È stato istituito nel 1988 dal Comune e dal Monastero di Cascia. Nel suo genere, si tratta di uno dei più prestigiosi riconoscimenti internazionali.

Scopo del Riconoscimento Internazionale Santa Rita, è quello di mostrare al mondo l’operato delle donne che vivono secondo quei valori che contraddistinsero l’esistenza di Rita: il perdono e l’amore. Sono le donne di Rita. Donne che si sono distinte per la forza del perdono o per avere vissuto come una missione l’impegno in difesa della dignità dei diritti e dei doveri dell’uomo.

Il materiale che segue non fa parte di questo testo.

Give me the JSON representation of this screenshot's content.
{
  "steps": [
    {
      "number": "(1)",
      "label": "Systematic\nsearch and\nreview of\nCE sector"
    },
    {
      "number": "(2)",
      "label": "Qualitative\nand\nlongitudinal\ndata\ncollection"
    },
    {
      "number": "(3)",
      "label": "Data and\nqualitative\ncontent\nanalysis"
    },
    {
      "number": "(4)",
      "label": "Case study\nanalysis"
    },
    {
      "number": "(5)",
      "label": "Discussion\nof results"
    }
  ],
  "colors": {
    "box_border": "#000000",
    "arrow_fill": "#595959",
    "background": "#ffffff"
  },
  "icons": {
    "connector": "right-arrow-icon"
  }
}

Internazionale e interconfessionale. Il Riconoscimento viene assegnato il 21 maggio, vigilia della festa di Santa Rita, a donne di ogni età, condizione, nazione, religione. I criteri di assegnazione, infatti, non si basano necessariamente su aspetti religiosi del modello ritiano, ma anche etici e sociali. Perché il messaggio di Rita è senza tempo, così come il modello di santità che vogliamo perseguire.

Anno 2013 Lina Trappetti

Con il lavoro e il sacrificio, Lina non ha mai smesso di prodigarsi per gli altri, per la sua famiglia, per la quale nutre un amore incondizionato, e anche per la sua parrocchia, che serve sempr

Anno 2012 Carolina Porcaro

Madre di Lorenzo Cenzato, ucciso a 18 anni da un 17enne ecuadoriano, a Sovico, Monza e Brianza nel 2011. Ha perdonato subito il giovane macchiatosi dell’omicidio del figlio.

Anno 2012 Nicoletta Bernardi

Vive la carita' nel quotidiano, assistendo con amore il suocero paralizzato, la suocera cieca e la cognata, affetta dalla sindrome di down e con dei seri problemi al cuore.

Anno 2012 Anna Maria Landini

Dedica la sua vita al servizio al prossimo, contribuendo alla nascita delle Caritas parrocchiali e dei Centri di Ascolto. Fonda una delle prime Case Famiglia italiane per ragazze madri.

Anno 2011 Sr. Eugenia Bonetti

Missionaria della Consolata, oggi alla guida del Settore Tratta dell’USMI. Si è distinta per il coraggio avuto nell’aiutare tante donne ad uscire dal giro della prostituzione.

Anno 2011 Egidia Patito

Figlia, moglie, madre, si divide tra l’amore per la famiglia e quello per le persone bisognose che aiuta attraverso la Casa Famiglia OAMI, di cui è presidente.